Make every effort to keep the unity of the Spirit through the bond of peace. To do this, each believer must remember “the seven great ones” of the Christian faith—one body, one Spirit, one hope, one Lord, one faith, one baptism, one God and Father of all. Edwin Hayden wrote, “There can be no disunity of faith without a disunity of lordship. Baptism, the natural act of identification with the buried and risen Lord, follows necessarily. So long as the one lordship is acknowledged and the one faith is received, the one baptism will be practiced.”
Called to Service
To equip the church for service, the Lord has given grace to each member. Each Christian has one or more gifts. Although these gifts are universal, they are not identical. In his wisdom, Jesus gives the most suitable and appropriate gifts to each individual Christian preparing him or her for service (see 1 Corinthians 12:4-6).

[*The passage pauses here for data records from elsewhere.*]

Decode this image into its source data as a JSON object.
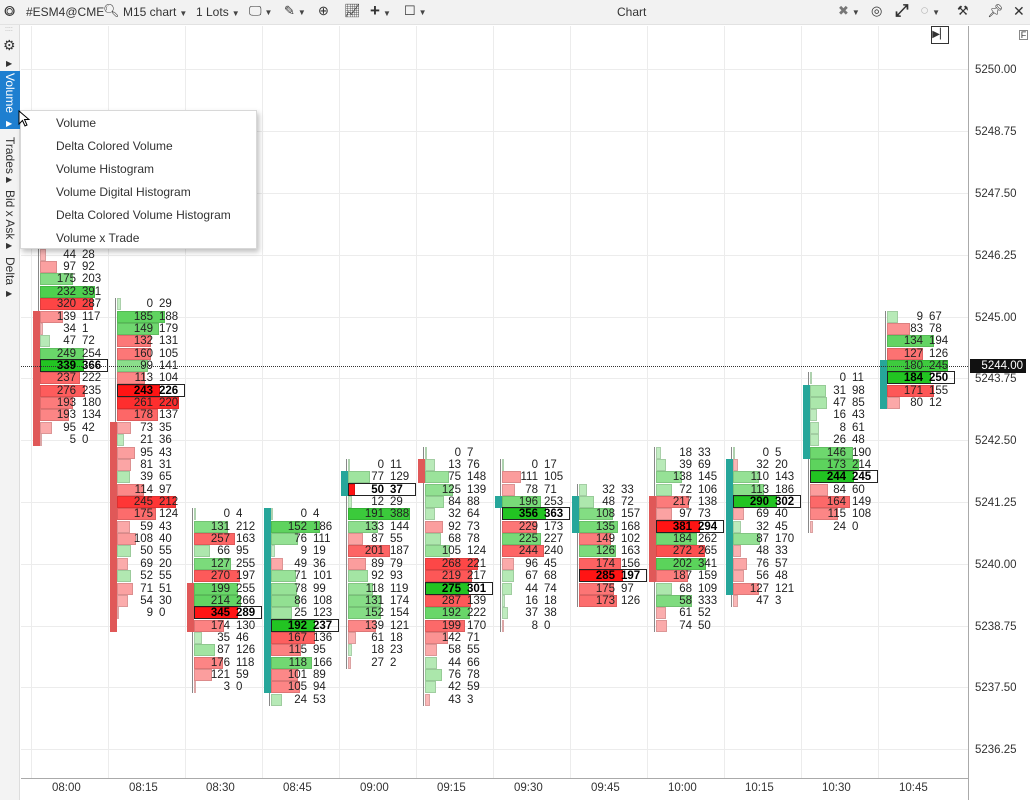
{
  "toolbar": {
    "symbol": "#ESM4@CME",
    "timeframe": "M15 chart",
    "lots": "1 Lots",
    "title": "Chart",
    "icons": [
      "app-logo-icon",
      "search-icon",
      "monitor-icon",
      "pencil-icon",
      "zoom-icon",
      "indicator-icon",
      "crosshair-icon",
      "template-icon",
      "cursor-sync-icon",
      "camera-icon",
      "fullscreen-icon",
      "circle-icon",
      "settings-tools-icon",
      "pin-icon",
      "close-icon"
    ]
  },
  "sidebar": {
    "items": [
      {
        "label": "Volume",
        "active": true
      },
      {
        "label": "Trades"
      },
      {
        "label": "Bid x Ask"
      },
      {
        "label": "Delta"
      }
    ]
  },
  "menu": {
    "items": [
      "Volume",
      "Delta Colored Volume",
      "Volume Histogram",
      "Volume Digital Histogram",
      "Delta Colored Volume Histogram",
      "Volume x Trade"
    ]
  },
  "colors": {
    "up": "#26a69a",
    "down": "#e05858",
    "buy": "#22c422",
    "sell": "#ff2020"
  },
  "chart_data": {
    "type": "footprint",
    "tick_size": 0.25,
    "ylim": [
      5236.0,
      5250.5
    ],
    "price_labels": [
      "5250.00",
      "5248.75",
      "5247.50",
      "5246.25",
      "5245.00",
      "5243.75",
      "5242.50",
      "5241.25",
      "5240.00",
      "5238.75",
      "5237.50",
      "5236.25"
    ],
    "current_price": "5244.00",
    "columns": [
      {
        "time": "08:00",
        "top": 5246.25,
        "poc": 5244.0,
        "open": 5245.0,
        "close": 5242.5,
        "rows": [
          [
            44,
            28
          ],
          [
            97,
            92
          ],
          [
            175,
            203
          ],
          [
            232,
            391
          ],
          [
            320,
            287
          ],
          [
            139,
            117
          ],
          [
            34,
            1
          ],
          [
            47,
            72
          ],
          [
            249,
            254
          ],
          [
            339,
            366
          ],
          [
            237,
            222
          ],
          [
            276,
            235
          ],
          [
            193,
            180
          ],
          [
            193,
            134
          ],
          [
            95,
            42
          ],
          [
            5,
            0
          ]
        ]
      },
      {
        "time": "08:15",
        "top": 5245.25,
        "poc": 5243.5,
        "open": 5242.75,
        "close": 5238.75,
        "rows": [
          [
            0,
            29
          ],
          [
            185,
            188
          ],
          [
            149,
            179
          ],
          [
            132,
            131
          ],
          [
            160,
            105
          ],
          [
            99,
            141
          ],
          [
            113,
            104
          ],
          [
            243,
            226
          ],
          [
            261,
            220
          ],
          [
            178,
            137
          ],
          [
            73,
            35
          ],
          [
            21,
            36
          ],
          [
            95,
            43
          ],
          [
            81,
            31
          ],
          [
            39,
            65
          ],
          [
            114,
            97
          ],
          [
            245,
            212
          ],
          [
            175,
            124
          ],
          [
            59,
            43
          ],
          [
            108,
            40
          ],
          [
            50,
            55
          ],
          [
            69,
            20
          ],
          [
            52,
            55
          ],
          [
            71,
            51
          ],
          [
            54,
            30
          ],
          [
            9,
            0
          ]
        ]
      },
      {
        "time": "08:30",
        "top": 5241.0,
        "poc": 5239.0,
        "open": 5239.5,
        "close": 5238.75,
        "rows": [
          [
            0,
            4
          ],
          [
            131,
            212
          ],
          [
            257,
            163
          ],
          [
            66,
            95
          ],
          [
            127,
            255
          ],
          [
            270,
            197
          ],
          [
            199,
            255
          ],
          [
            214,
            266
          ],
          [
            345,
            289
          ],
          [
            174,
            130
          ],
          [
            35,
            46
          ],
          [
            87,
            126
          ],
          [
            176,
            118
          ],
          [
            121,
            59
          ],
          [
            3,
            0
          ]
        ]
      },
      {
        "time": "08:45",
        "top": 5241.0,
        "poc": 5238.75,
        "open": 5237.5,
        "close": 5241.0,
        "rows": [
          [
            0,
            4
          ],
          [
            152,
            186
          ],
          [
            76,
            111
          ],
          [
            9,
            19
          ],
          [
            49,
            36
          ],
          [
            71,
            101
          ],
          [
            78,
            99
          ],
          [
            86,
            108
          ],
          [
            25,
            123
          ],
          [
            192,
            237
          ],
          [
            167,
            136
          ],
          [
            115,
            95
          ],
          [
            118,
            166
          ],
          [
            101,
            89
          ],
          [
            105,
            94
          ],
          [
            24,
            53
          ]
        ]
      },
      {
        "time": "09:00",
        "top": 5242.0,
        "poc": 5241.5,
        "open": 5241.5,
        "close": 5241.75,
        "rows": [
          [
            0,
            11
          ],
          [
            77,
            129
          ],
          [
            50,
            37
          ],
          [
            12,
            29
          ],
          [
            191,
            388
          ],
          [
            133,
            144
          ],
          [
            87,
            55
          ],
          [
            201,
            187
          ],
          [
            89,
            79
          ],
          [
            92,
            93
          ],
          [
            118,
            119
          ],
          [
            131,
            174
          ],
          [
            152,
            154
          ],
          [
            139,
            121
          ],
          [
            61,
            18
          ],
          [
            18,
            23
          ],
          [
            27,
            2
          ]
        ]
      },
      {
        "time": "09:15",
        "top": 5242.25,
        "poc": 5239.5,
        "open": 5242.0,
        "close": 5241.75,
        "rows": [
          [
            0,
            7
          ],
          [
            13,
            76
          ],
          [
            75,
            148
          ],
          [
            125,
            139
          ],
          [
            84,
            88
          ],
          [
            32,
            64
          ],
          [
            92,
            73
          ],
          [
            68,
            78
          ],
          [
            105,
            124
          ],
          [
            268,
            221
          ],
          [
            219,
            217
          ],
          [
            275,
            301
          ],
          [
            287,
            139
          ],
          [
            192,
            222
          ],
          [
            199,
            170
          ],
          [
            142,
            71
          ],
          [
            58,
            55
          ],
          [
            44,
            66
          ],
          [
            76,
            78
          ],
          [
            42,
            59
          ],
          [
            43,
            3
          ]
        ]
      },
      {
        "time": "09:30",
        "top": 5242.0,
        "poc": 5241.0,
        "open": 5241.25,
        "close": 5241.25,
        "rows": [
          [
            0,
            17
          ],
          [
            111,
            105
          ],
          [
            78,
            71
          ],
          [
            196,
            253
          ],
          [
            356,
            363
          ],
          [
            229,
            173
          ],
          [
            225,
            227
          ],
          [
            244,
            240
          ],
          [
            96,
            45
          ],
          [
            67,
            68
          ],
          [
            44,
            74
          ],
          [
            16,
            18
          ],
          [
            37,
            38
          ],
          [
            8,
            0
          ]
        ]
      },
      {
        "time": "09:45",
        "top": 5241.5,
        "poc": 5239.75,
        "open": 5240.75,
        "close": 5241.25,
        "rows": [
          [
            32,
            33
          ],
          [
            48,
            72
          ],
          [
            108,
            157
          ],
          [
            135,
            168
          ],
          [
            149,
            102
          ],
          [
            126,
            163
          ],
          [
            174,
            156
          ],
          [
            285,
            197
          ],
          [
            175,
            97
          ],
          [
            173,
            126
          ]
        ]
      },
      {
        "time": "10:00",
        "top": 5242.25,
        "poc": 5240.75,
        "open": 5241.25,
        "close": 5239.75,
        "rows": [
          [
            18,
            33
          ],
          [
            39,
            69
          ],
          [
            138,
            145
          ],
          [
            72,
            106
          ],
          [
            217,
            138
          ],
          [
            97,
            73
          ],
          [
            381,
            294
          ],
          [
            184,
            262
          ],
          [
            272,
            265
          ],
          [
            202,
            341
          ],
          [
            187,
            159
          ],
          [
            68,
            109
          ],
          [
            58,
            333
          ],
          [
            61,
            52
          ],
          [
            74,
            50
          ]
        ]
      },
      {
        "time": "10:15",
        "top": 5242.25,
        "poc": 5241.25,
        "open": 5239.5,
        "close": 5242.0,
        "rows": [
          [
            0,
            5
          ],
          [
            32,
            20
          ],
          [
            110,
            143
          ],
          [
            113,
            186
          ],
          [
            290,
            302
          ],
          [
            69,
            40
          ],
          [
            32,
            45
          ],
          [
            87,
            170
          ],
          [
            48,
            33
          ],
          [
            76,
            57
          ],
          [
            56,
            48
          ],
          [
            127,
            121
          ],
          [
            47,
            3
          ]
        ]
      },
      {
        "time": "10:30",
        "top": 5243.75,
        "poc": 5241.75,
        "open": 5242.25,
        "close": 5243.5,
        "rows": [
          [
            0,
            11
          ],
          [
            31,
            98
          ],
          [
            47,
            85
          ],
          [
            16,
            43
          ],
          [
            8,
            61
          ],
          [
            26,
            48
          ],
          [
            146,
            190
          ],
          [
            173,
            214
          ],
          [
            244,
            245
          ],
          [
            84,
            60
          ],
          [
            164,
            149
          ],
          [
            115,
            108
          ],
          [
            24,
            0
          ]
        ]
      },
      {
        "time": "10:45",
        "top": 5245.0,
        "poc": 5243.75,
        "open": 5243.25,
        "close": 5244.0,
        "rows": [
          [
            9,
            67
          ],
          [
            83,
            78
          ],
          [
            134,
            194
          ],
          [
            127,
            126
          ],
          [
            180,
            245
          ],
          [
            184,
            250
          ],
          [
            171,
            155
          ],
          [
            80,
            12
          ]
        ]
      }
    ]
  }
}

Several specific leadership groups in the New Testament church are named as recipients of these gifts: the apostles, prophets, evangelists, pastors and teachers. These leaders have received gifts from Christ himself to meet the needs of the church.
The purpose is to equip his people for works of service, so that the body of Christ may be built up. Each of us has both the responsibility and the opportunity to use our abilities to do God’s work. Some years ago I baptized an 80-year-old grandmother. She was as faithful as could be. She worked with the church’s ladies service group making clothing for the needy; she gave to the Lord from her Social Security check each month. When her health failed, she was admitted to a nursing home. There she told me how she shared her copies of The Lookout and other Christian literature with the other residents and the nurses. One day she smiled and said, “Perhaps here is my place of service.” And it was. She showed Christ’s love to all she met as long as she could. So should we.
We are to build others up until we all reach unity in the faith. The word “unity” is only used twice in the entire New Testament, both times in this chapter. In v. 3, Paul says, Keep the unity of the Spirit through the bond of peace. Then in v. 13 he urges us to build up the body until we all reach unity in the faith. There is a unity to seek and a unity to keep. We must do our part to maintain unity with all brothers and sisters in the body of Christ.
Called to Maturity
Unity in the faith comes by sharing the message of Scripture faithfully and consistently. As we do this, maturity is attained. Paul warned his readers of an all-too-familiar problem—believers are blown here and there by every wind of teaching and by the cunning and craftiness of people in their deceitful scheming. False teaching abounds. We must call everyone back to the Bible, teaching what the apostles taught, no more and no less. We do this by speaking the truth in love. John Stott wrote, “Truth without love is fanaticism; love without truth is sentimentality; but truth in love is Christianity.”
Jesus is the head of the church. We follow his example, obey his commands, and share his love with our lost world. As each one does this, the church grows and builds itself up in love.
Sam E. Stone is the former editor of Christian Standard. He continues his writing and speaking ministry from his home in Cincinnati, Ohio.